In an interview for Colorado Public Radio, Colorado Governor John Hickenlooper said he supports most of the state initiatives that will appear on the November ballot, including two initiatives that would bring back presidential primaries and open state and federal primaries to independent voters.
“I support the presidential primary because I think it’s good for Colorado. I think it puts us on the map and it gets more people involved in the primary,” Hickenlooper said on Initiative 140.
Initiative 140 would replace the current caucus system, in which only registered Republicans and Democrats can participate in their respective party’s presidential preference elections. Colorado previously replaced its old caucus system with presidential primaries in 1992, but reverted back to the caucuses after the defeat of Initiative 29 in 2002.
Not only does Hickenlooper support going back to presidential primaries, but he supports allowing all voters, including the 36 percent of registered voters who are independent, to participate in federal and state primary elections (Initiative 98).
“Independent voters — they’re paying taxes, they’re paying for these elections. They should be allowed to have a role in that. I think it makes perfect sense,” he said.
Both initiatives, pushed by the nonpartisan organization Let Colorado Vote (LCV), were approved for the November ballot on August 24 after LCV submitted 310,000 signatures to the secretary of state.

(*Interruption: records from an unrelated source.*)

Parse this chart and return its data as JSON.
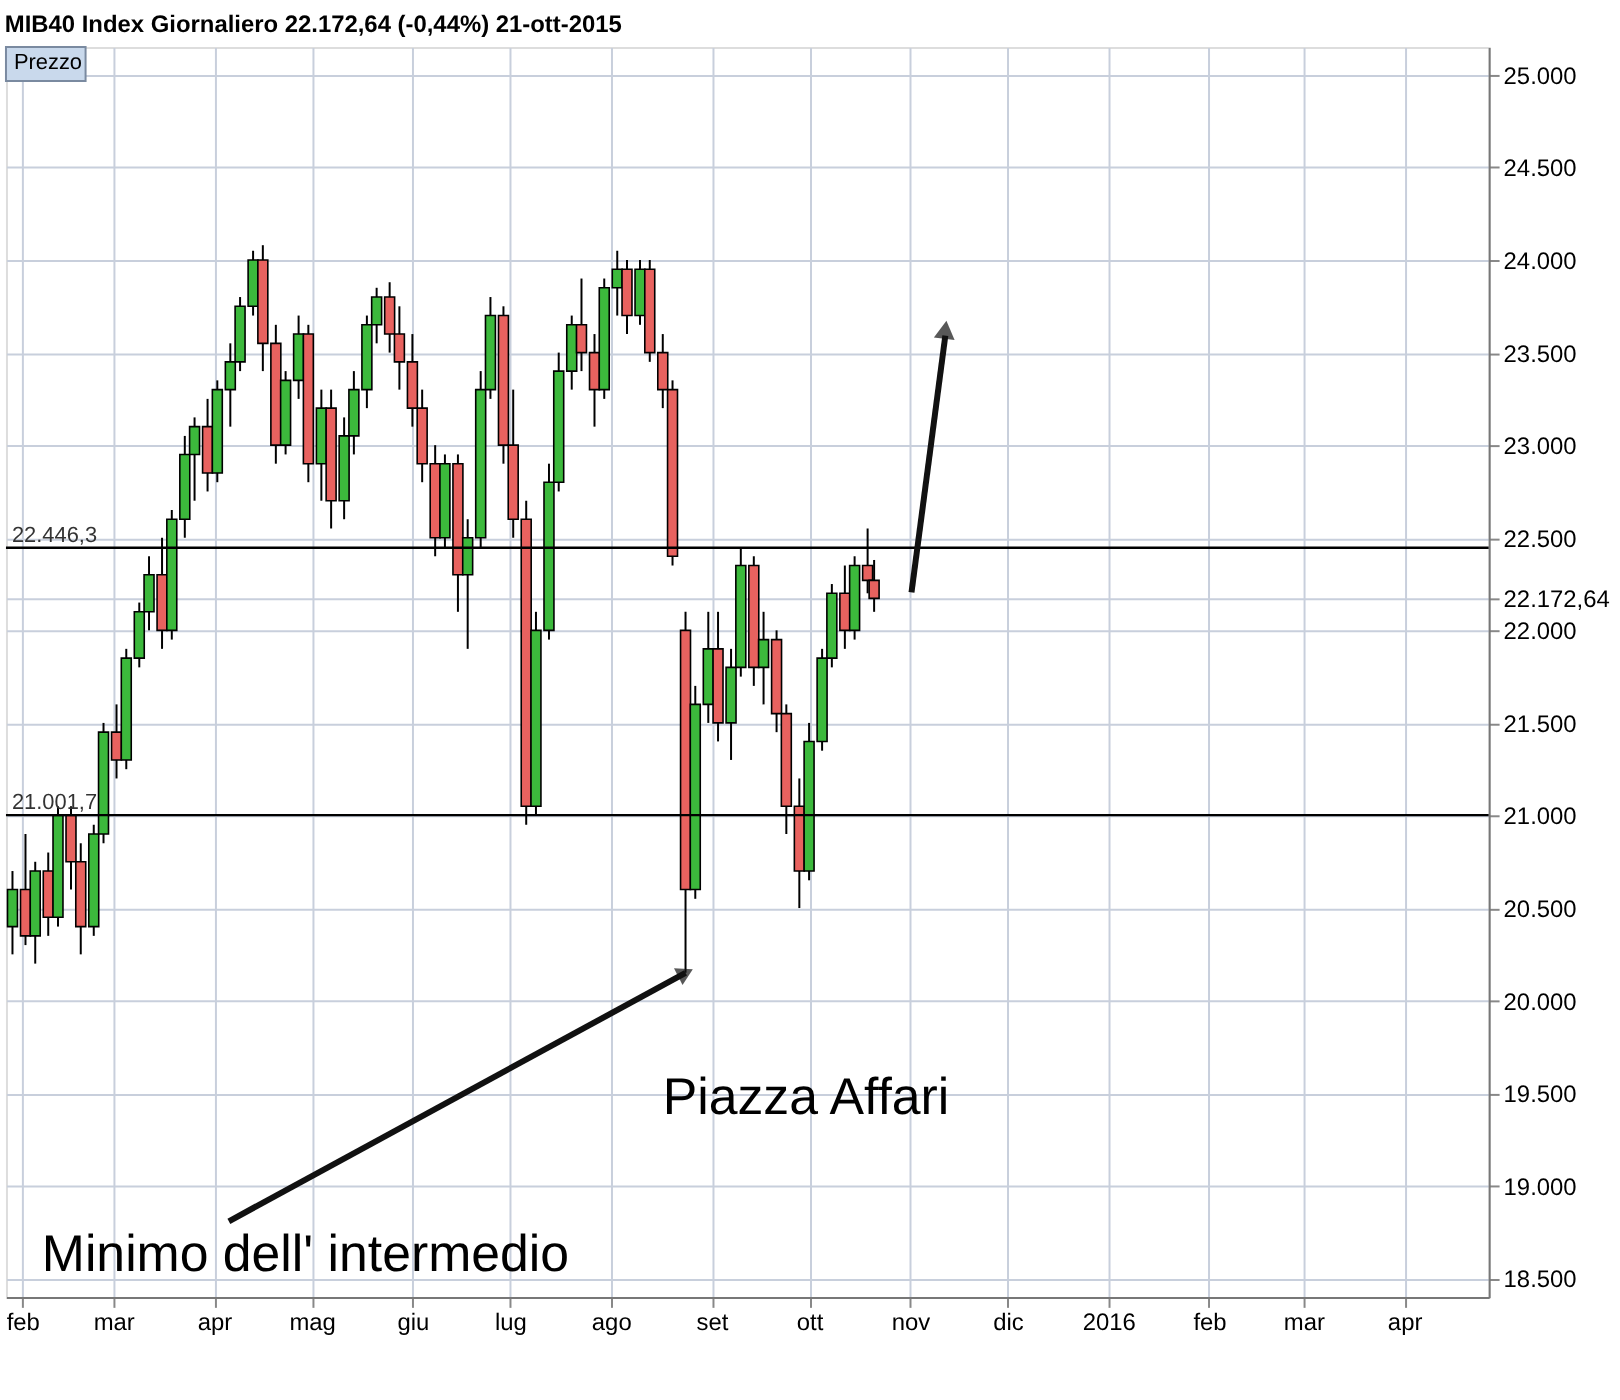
{
  "chart_data": {
    "type": "candlestick",
    "title": "MIB40 Index   Giornaliero   22.172,64 (-0,44%)   21-ott-2015",
    "x": [
      "2015-01-29",
      "2015-02-02",
      "2015-02-05",
      "2015-02-09",
      "2015-02-12",
      "2015-02-16",
      "2015-02-19",
      "2015-02-23",
      "2015-02-26",
      "2015-03-02",
      "2015-03-05",
      "2015-03-09",
      "2015-03-12",
      "2015-03-16",
      "2015-03-19",
      "2015-03-23",
      "2015-03-26",
      "2015-03-30",
      "2015-04-02",
      "2015-04-06",
      "2015-04-09",
      "2015-04-13",
      "2015-04-16",
      "2015-04-20",
      "2015-04-23",
      "2015-04-27",
      "2015-04-30",
      "2015-05-04",
      "2015-05-07",
      "2015-05-11",
      "2015-05-14",
      "2015-05-18",
      "2015-05-21",
      "2015-05-25",
      "2015-05-28",
      "2015-06-01",
      "2015-06-04",
      "2015-06-08",
      "2015-06-11",
      "2015-06-15",
      "2015-06-18",
      "2015-06-22",
      "2015-06-25",
      "2015-06-29",
      "2015-07-02",
      "2015-07-06",
      "2015-07-09",
      "2015-07-13",
      "2015-07-16",
      "2015-07-20",
      "2015-07-23",
      "2015-07-27",
      "2015-07-30",
      "2015-08-03",
      "2015-08-06",
      "2015-08-10",
      "2015-08-13",
      "2015-08-17",
      "2015-08-20",
      "2015-08-24",
      "2015-08-27",
      "2015-08-31",
      "2015-09-03",
      "2015-09-07",
      "2015-09-10",
      "2015-09-14",
      "2015-09-17",
      "2015-09-21",
      "2015-09-24",
      "2015-09-28",
      "2015-10-01",
      "2015-10-05",
      "2015-10-08",
      "2015-10-12",
      "2015-10-15",
      "2015-10-19",
      "2015-10-21"
    ],
    "ohlc": [
      [
        20400,
        20700,
        20250,
        20600
      ],
      [
        20600,
        20900,
        20300,
        20350
      ],
      [
        20350,
        20750,
        20200,
        20700
      ],
      [
        20700,
        20800,
        20350,
        20450
      ],
      [
        20450,
        21050,
        20400,
        21000
      ],
      [
        21000,
        21050,
        20600,
        20750
      ],
      [
        20750,
        20850,
        20250,
        20400
      ],
      [
        20400,
        20950,
        20350,
        20900
      ],
      [
        20900,
        21500,
        20850,
        21450
      ],
      [
        21450,
        21600,
        21200,
        21300
      ],
      [
        21300,
        21900,
        21250,
        21850
      ],
      [
        21850,
        22150,
        21800,
        22100
      ],
      [
        22100,
        22400,
        22000,
        22300
      ],
      [
        22300,
        22500,
        21900,
        22000
      ],
      [
        22000,
        22650,
        21950,
        22600
      ],
      [
        22600,
        23050,
        22500,
        22950
      ],
      [
        22950,
        23150,
        22700,
        23100
      ],
      [
        23100,
        23250,
        22750,
        22850
      ],
      [
        22850,
        23350,
        22800,
        23300
      ],
      [
        23300,
        23550,
        23100,
        23450
      ],
      [
        23450,
        23800,
        23400,
        23750
      ],
      [
        23750,
        24050,
        23700,
        24000
      ],
      [
        24000,
        24080,
        23400,
        23550
      ],
      [
        23550,
        23650,
        22900,
        23000
      ],
      [
        23000,
        23400,
        22950,
        23350
      ],
      [
        23350,
        23700,
        23250,
        23600
      ],
      [
        23600,
        23650,
        22800,
        22900
      ],
      [
        22900,
        23300,
        22700,
        23200
      ],
      [
        23200,
        23300,
        22550,
        22700
      ],
      [
        22700,
        23150,
        22600,
        23050
      ],
      [
        23050,
        23400,
        22950,
        23300
      ],
      [
        23300,
        23700,
        23200,
        23650
      ],
      [
        23650,
        23850,
        23550,
        23800
      ],
      [
        23800,
        23880,
        23500,
        23600
      ],
      [
        23600,
        23750,
        23300,
        23450
      ],
      [
        23450,
        23600,
        23100,
        23200
      ],
      [
        23200,
        23300,
        22800,
        22900
      ],
      [
        22900,
        23000,
        22400,
        22500
      ],
      [
        22500,
        22950,
        22450,
        22900
      ],
      [
        22900,
        22950,
        22100,
        22300
      ],
      [
        22300,
        22600,
        21900,
        22500
      ],
      [
        22500,
        23400,
        22450,
        23300
      ],
      [
        23300,
        23800,
        23250,
        23700
      ],
      [
        23700,
        23750,
        22900,
        23000
      ],
      [
        23000,
        23300,
        22500,
        22600
      ],
      [
        22600,
        22700,
        20950,
        21050
      ],
      [
        21050,
        22100,
        21000,
        22000
      ],
      [
        22000,
        22900,
        21950,
        22800
      ],
      [
        22800,
        23500,
        22750,
        23400
      ],
      [
        23400,
        23700,
        23300,
        23650
      ],
      [
        23650,
        23900,
        23400,
        23500
      ],
      [
        23500,
        23600,
        23100,
        23300
      ],
      [
        23300,
        23900,
        23250,
        23850
      ],
      [
        23850,
        24050,
        23700,
        23950
      ],
      [
        23950,
        24000,
        23600,
        23700
      ],
      [
        23700,
        24000,
        23650,
        23950
      ],
      [
        23950,
        24000,
        23450,
        23500
      ],
      [
        23500,
        23600,
        23200,
        23300
      ],
      [
        23300,
        23350,
        22350,
        22400
      ],
      [
        22000,
        22100,
        20150,
        20600
      ],
      [
        20600,
        21700,
        20550,
        21600
      ],
      [
        21600,
        22100,
        21500,
        21900
      ],
      [
        21900,
        22100,
        21400,
        21500
      ],
      [
        21500,
        21900,
        21300,
        21800
      ],
      [
        21800,
        22450,
        21750,
        22350
      ],
      [
        22350,
        22400,
        21700,
        21800
      ],
      [
        21800,
        22100,
        21600,
        21950
      ],
      [
        21950,
        22000,
        21450,
        21550
      ],
      [
        21550,
        21600,
        20900,
        21050
      ],
      [
        21050,
        21200,
        20500,
        20700
      ],
      [
        20700,
        21500,
        20650,
        21400
      ],
      [
        21400,
        21900,
        21350,
        21850
      ],
      [
        21850,
        22250,
        21800,
        22200
      ],
      [
        22200,
        22350,
        21900,
        22000
      ],
      [
        22000,
        22400,
        21950,
        22350
      ],
      [
        22350,
        22550,
        22200,
        22270
      ],
      [
        22270,
        22380,
        22100,
        22172.64
      ]
    ],
    "colors": [
      "#3cb93c",
      "#e8625f",
      "#3cb93c",
      "#e8625f",
      "#3cb93c",
      "#e8625f",
      "#e8625f",
      "#3cb93c",
      "#3cb93c",
      "#e8625f",
      "#3cb93c",
      "#3cb93c",
      "#3cb93c",
      "#e8625f",
      "#3cb93c",
      "#3cb93c",
      "#3cb93c",
      "#e8625f",
      "#3cb93c",
      "#3cb93c",
      "#3cb93c",
      "#3cb93c",
      "#e8625f",
      "#e8625f",
      "#3cb93c",
      "#3cb93c",
      "#e8625f",
      "#3cb93c",
      "#e8625f",
      "#3cb93c",
      "#3cb93c",
      "#3cb93c",
      "#3cb93c",
      "#e8625f",
      "#e8625f",
      "#e8625f",
      "#e8625f",
      "#e8625f",
      "#3cb93c",
      "#e8625f",
      "#3cb93c",
      "#3cb93c",
      "#3cb93c",
      "#e8625f",
      "#e8625f",
      "#e8625f",
      "#3cb93c",
      "#3cb93c",
      "#3cb93c",
      "#3cb93c",
      "#e8625f",
      "#e8625f",
      "#3cb93c",
      "#3cb93c",
      "#e8625f",
      "#3cb93c",
      "#e8625f",
      "#e8625f",
      "#e8625f",
      "#e8625f",
      "#3cb93c",
      "#3cb93c",
      "#e8625f",
      "#3cb93c",
      "#3cb93c",
      "#e8625f",
      "#3cb93c",
      "#e8625f",
      "#e8625f",
      "#e8625f",
      "#3cb93c",
      "#3cb93c",
      "#3cb93c",
      "#e8625f",
      "#3cb93c",
      "#e8625f",
      "#e8625f"
    ],
    "xlim": [
      "2015-01-27",
      "2016-04-27"
    ],
    "xticks": [
      {
        "value": "2015-02-01",
        "label": "feb"
      },
      {
        "value": "2015-03-01",
        "label": "mar"
      },
      {
        "value": "2015-04-01",
        "label": "apr"
      },
      {
        "value": "2015-05-01",
        "label": "mag"
      },
      {
        "value": "2015-06-01",
        "label": "giu"
      },
      {
        "value": "2015-07-01",
        "label": "lug"
      },
      {
        "value": "2015-08-01",
        "label": "ago"
      },
      {
        "value": "2015-09-01",
        "label": "set"
      },
      {
        "value": "2015-10-01",
        "label": "ott"
      },
      {
        "value": "2015-11-01",
        "label": "nov"
      },
      {
        "value": "2015-12-01",
        "label": "dic"
      },
      {
        "value": "2016-01-01",
        "label": "2016"
      },
      {
        "value": "2016-02-01",
        "label": "feb"
      },
      {
        "value": "2016-03-01",
        "label": "mar"
      },
      {
        "value": "2016-04-01",
        "label": "apr"
      }
    ],
    "ylim": [
      18400,
      25150
    ],
    "yticks": [
      {
        "value": 18500,
        "label": "18.500"
      },
      {
        "value": 19000,
        "label": "19.000"
      },
      {
        "value": 19500,
        "label": "19.500"
      },
      {
        "value": 20000,
        "label": "20.000"
      },
      {
        "value": 20500,
        "label": "20.500"
      },
      {
        "value": 21000,
        "label": "21.000"
      },
      {
        "value": 21500,
        "label": "21.500"
      },
      {
        "value": 22000,
        "label": "22.000"
      },
      {
        "value": 22172.64,
        "label": "22.172,64"
      },
      {
        "value": 22500,
        "label": "22.500"
      },
      {
        "value": 23000,
        "label": "23.000"
      },
      {
        "value": 23500,
        "label": "23.500"
      },
      {
        "value": 24000,
        "label": "24.000"
      },
      {
        "value": 24500,
        "label": "24.500"
      },
      {
        "value": 25000,
        "label": "25.000"
      }
    ],
    "ref_lines": [
      {
        "axis": "y",
        "value": 22446.3,
        "label": "22.446,3",
        "color": "#000000"
      },
      {
        "axis": "y",
        "value": 21001.7,
        "label": "21.001,7",
        "color": "#000000"
      }
    ],
    "annotations": [
      "Prezzo",
      "Piazza Affari",
      {
        "text": "Minimo dell' intermedio",
        "x": "2015-08-24",
        "y": 20150
      }
    ],
    "grid": true
  }
}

More people signed the petitions to get the initiatives than participated in the 2016 presidential caucuses. Less than 190,000 of the state’s 3 million voters participated in the June caucuses.
“Colorado voters value independence and want elections that encourage participation,” said Kent Thiry, LCV Campaign Chair and CEO of DaVita. “Only 5% of voters participated in the March caucuses, which is not a sign of a healthy democracy. Our initiatives will fix that and allow more than 1 million unaffiliated voters to participate in elections that they currently pay for, but thus far have been excluded from.”
LCV touts a vast array of support, including Hickenlooper, Govs. Bill Ritter, Bill Owens, Roy Romer, and Dick Lamm, as well as former U.S. Sens. Mark Udall and Hank Brown. Both initiatives also have the support of several local politicians and civic and business groups.